Zur Darstellung der beiden Lösungen, von Eisenvitriol und Kleesäure, genügt es, wie ich mich überzeugt habe, dieselbe kochend heiß durch ein Leintuch durchzugießen. Das Filtriren durch Papier geht sehr langsam, so daß die Lösungen erkalten, und da der Niederschlag sich nur bei erhöhter Temperatur gehörig absetzt, dieselben vor ihrer Vermischung wieder erwärmt werden müßten. Man verfährt am einfachsten auf die Weise, daß die kochende Lösung von Eisenvitriol in eine geräumige Porzellanschale durch ein Leintuch durchgegossen wird; man wechselt hierauf das Tuch und gießt durch dieses die ebenfalls kochende Lösung der Kleesäure in die Eisenvitriolauflösung. Es entsteht nun sogleich der gelbe Niederschlag, dessen Absatz durch wiederholtes Umrühren mit einem Holzstabe befördert wird. Es bedarf kaum der Bemerkung, daß die Anwendung von Glasstäben zu vermeiden ist, indem durch zufälliges Ablösen eines einzigen Glassplitters die ganze Operation vernichtet würde. Zu den beiden Lösungen ist destillirtes Wasser anzuwenden.

Der Niederschlag setzt sich in der Schale sehr schnell ab; die überstehende Flüssigkeit wird nach dem vollständigen Erkalten abgegossen und zu weiterer Verarbeitung in der oben beschriebenen Weise aufbewahrt. Nachdem das kleesaure Eisenoxydul gehörig gewaschen ist, wozu gewöhnliches Wasser genommen werden kann, bis das Waschwasser kaum mehr sauer reagirt, wird es auf ein Papierfiltrum gebracht und nach völligem Abtropfen getrocknet.
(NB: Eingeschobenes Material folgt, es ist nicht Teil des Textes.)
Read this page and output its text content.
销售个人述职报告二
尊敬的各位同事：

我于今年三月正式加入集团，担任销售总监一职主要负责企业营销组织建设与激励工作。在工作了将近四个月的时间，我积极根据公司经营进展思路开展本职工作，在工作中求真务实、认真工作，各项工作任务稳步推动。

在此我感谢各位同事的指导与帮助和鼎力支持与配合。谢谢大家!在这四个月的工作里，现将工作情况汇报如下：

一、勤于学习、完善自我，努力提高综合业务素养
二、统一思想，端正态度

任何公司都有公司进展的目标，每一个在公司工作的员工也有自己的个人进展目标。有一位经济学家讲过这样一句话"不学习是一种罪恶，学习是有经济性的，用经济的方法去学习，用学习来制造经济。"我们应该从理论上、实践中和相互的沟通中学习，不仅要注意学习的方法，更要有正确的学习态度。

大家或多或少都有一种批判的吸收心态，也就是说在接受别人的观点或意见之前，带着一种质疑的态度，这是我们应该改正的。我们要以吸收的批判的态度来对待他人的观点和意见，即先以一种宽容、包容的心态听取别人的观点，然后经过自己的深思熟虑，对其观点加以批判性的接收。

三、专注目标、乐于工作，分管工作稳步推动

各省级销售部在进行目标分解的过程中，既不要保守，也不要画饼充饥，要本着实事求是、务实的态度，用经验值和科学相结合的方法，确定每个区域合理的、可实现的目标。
In meiner oben citirten Abhandlung habe ich angegeben, das kleesaure Eisenoxydul in einem Metallkessel zu erhitzen. Meine seitherigen Versuche haben mich überzeugt, daß die Umsetzung des kleesauren Eisenoxyduls in Eisenoxyd langsam und bei einer nicht zu hohen Temperatur vorzunehmen ist. Das vom Filtrum genommene getrocknete kleesaure Eisenoxydul wird in einem Metallkessel unter beständigem Umrühren mit einem eisernen Spatel schwach erwärmt, bis das feine Pulver eine zimmtbraune Farbe angenommen hat. Sobald sich einzelne rothschwarze Punkte zeigen, nimmt man den Kessel vom Feuer und die Operation vollendet sich von |274| selbst, wenn unter beständigem Umrühren der Zutritt der atmosphärischen Luft zu allen Theilen gehörig vermehrt wird. Man erhält dadurch ein Product von der allergrößten Feinheit. Wird dagegen das Erhitzen, wenn auch in einem flachen Metallgefäße, ohne Umrühren der Masse vorgenommen, so bedecken die an der Oberfläche liegenden Schichten die unteren, wodurch wegen Mangels an Sauerstoff die metallischen Eisentheilchen nicht mehr vollständig zu Eisenoxyd verbrennen. Zuletzt, um die noch übrigen Spuren von kleesaurem Eisenoxydul vollständig zu zersetzen, kann ohne Nachtheil eine höhere Temperatur bis zum Glühen gegeben werden. Eine Stunde im Porzellantiegel in der Weißglühhitze erhalten, gewinnt das Eisenoxyd an Harte, verliert aber an Feinheit.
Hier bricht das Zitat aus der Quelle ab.